The district court had focused on the question of whether common issues existed as to the antitrust injury allegedly suffered by the class; in this regard, it relied on defendant’s expert (who addressed injury) rather than Cordes’s expert (who addressed damages) “because only he had ‘addresse[d] the question before the Court – which is whether antitrust injury… can be proved by evidence common to the class.’” Cordes, at 106. The Second Circuit disagreed, holding that the experts addressed “the same question: whether injury-in-fact is susceptible to common proof in this case.” Id. In the opinion of the Circuit Court, “Neither expert offered any views on the legal question of whether common evidence could prove that the injury allegedly suffered was ‘of the type the antitrust laws were intended to prevent and that flows from that which makes defendants’ acts unlawful.’” Id. (citation omitted). The Circuit Court explained that differences addressed by the experts go to amount of damages, but the predominance inquiry should focus on whether a comparison (without inserting actual numbers) would be sufficient to demonstrate a common question of injury-in-fact – a question it directed the district court to resolve on remand.

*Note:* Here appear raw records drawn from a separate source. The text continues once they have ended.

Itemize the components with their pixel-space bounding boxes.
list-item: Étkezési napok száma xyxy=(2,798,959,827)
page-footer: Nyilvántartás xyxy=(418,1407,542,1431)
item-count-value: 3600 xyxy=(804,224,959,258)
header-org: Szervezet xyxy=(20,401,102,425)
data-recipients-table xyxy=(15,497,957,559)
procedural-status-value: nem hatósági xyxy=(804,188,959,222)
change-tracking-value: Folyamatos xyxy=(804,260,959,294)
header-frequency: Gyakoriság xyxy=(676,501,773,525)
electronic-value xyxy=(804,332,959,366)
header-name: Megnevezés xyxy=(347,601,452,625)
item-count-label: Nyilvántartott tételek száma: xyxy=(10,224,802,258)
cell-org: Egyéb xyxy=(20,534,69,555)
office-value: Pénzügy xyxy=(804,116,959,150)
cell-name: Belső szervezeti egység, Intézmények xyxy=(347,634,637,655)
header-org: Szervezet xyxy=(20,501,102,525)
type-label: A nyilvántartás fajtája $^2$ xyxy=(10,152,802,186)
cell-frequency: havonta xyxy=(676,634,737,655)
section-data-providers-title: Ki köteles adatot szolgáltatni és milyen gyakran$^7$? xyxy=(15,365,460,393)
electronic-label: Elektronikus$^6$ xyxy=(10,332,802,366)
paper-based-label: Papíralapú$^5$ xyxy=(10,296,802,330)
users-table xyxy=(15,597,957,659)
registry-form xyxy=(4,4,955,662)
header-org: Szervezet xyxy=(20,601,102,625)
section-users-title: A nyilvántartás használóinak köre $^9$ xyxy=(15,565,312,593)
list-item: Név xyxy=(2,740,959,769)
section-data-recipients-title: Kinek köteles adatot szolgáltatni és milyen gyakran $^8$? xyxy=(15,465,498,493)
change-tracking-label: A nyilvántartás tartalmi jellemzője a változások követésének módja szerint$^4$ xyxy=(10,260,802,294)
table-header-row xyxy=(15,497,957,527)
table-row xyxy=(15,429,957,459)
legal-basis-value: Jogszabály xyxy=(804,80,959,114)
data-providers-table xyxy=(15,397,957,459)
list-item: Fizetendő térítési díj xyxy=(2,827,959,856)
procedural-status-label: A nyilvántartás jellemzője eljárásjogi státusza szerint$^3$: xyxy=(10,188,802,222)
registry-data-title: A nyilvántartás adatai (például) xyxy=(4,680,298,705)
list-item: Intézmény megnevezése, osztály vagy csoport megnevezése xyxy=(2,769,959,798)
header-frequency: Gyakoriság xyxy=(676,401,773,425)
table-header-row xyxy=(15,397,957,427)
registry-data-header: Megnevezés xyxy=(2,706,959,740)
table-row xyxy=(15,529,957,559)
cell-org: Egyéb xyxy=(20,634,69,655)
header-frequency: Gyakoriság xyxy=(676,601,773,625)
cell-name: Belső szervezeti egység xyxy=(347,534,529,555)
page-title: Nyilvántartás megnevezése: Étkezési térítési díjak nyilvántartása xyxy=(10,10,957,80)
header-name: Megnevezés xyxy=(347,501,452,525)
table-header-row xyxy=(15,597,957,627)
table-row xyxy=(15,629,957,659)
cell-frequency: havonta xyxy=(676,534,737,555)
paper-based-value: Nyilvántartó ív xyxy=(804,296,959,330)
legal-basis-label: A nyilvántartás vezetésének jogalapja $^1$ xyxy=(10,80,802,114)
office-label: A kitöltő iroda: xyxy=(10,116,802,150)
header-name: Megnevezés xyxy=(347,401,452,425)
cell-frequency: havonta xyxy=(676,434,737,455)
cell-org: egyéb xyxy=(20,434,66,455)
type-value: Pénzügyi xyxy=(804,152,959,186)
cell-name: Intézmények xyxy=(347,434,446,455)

Id., at 107. But the Second Circuit further held that the “legal question raised by the antitrust element” in this case was common to the class: because the class action complaint alleged only horizontal price-fixing, “each class member allegedly suffered the same type of injury,” id.
The Second Circuit also concluded that common questions did predominate in this case, as it requires only “‘issues in the class action that are subject to generalized proof, and thus applicable to the class as a whole, … predominate over those issues that are subject only to individualized proof,’” Cordes, at 107-08 (citation omitted), which is “‘a test readily met in certain cases alleging … violations of the antitrust laws,’” id., at 108 (citation omitted). Here, even if the district court determines on remand that individual questions must be resolved to determine the issue of injury-in-fact, common issues may be still predominate, explaining at page 108: “These questions, at least, are common: (1) all factual and legal questions that must be resolved to determine whether the defendants violated Section 1 of the Sherman Act; and (2) all factual and legal questions that must be resolved to decide whether, assuming a plaintiff paid supracompetitive prices, that payment was caused by the defendants’ antitrust violation and constitutes the kind of injury with which the antitrust laws are concerned.”
Finally, the Second Circuit held that the district court could also consider granting class action certification as to “particular issues” only, rejecting the Fifth Circuit’s view that class action treatment under Rule 23 “is available only if common questions predominate in the claim as a whole.” Cordes, at 108-09 (citation omitted). In the end, the Circuit Court remanded the action for further proceedings, id., at 109.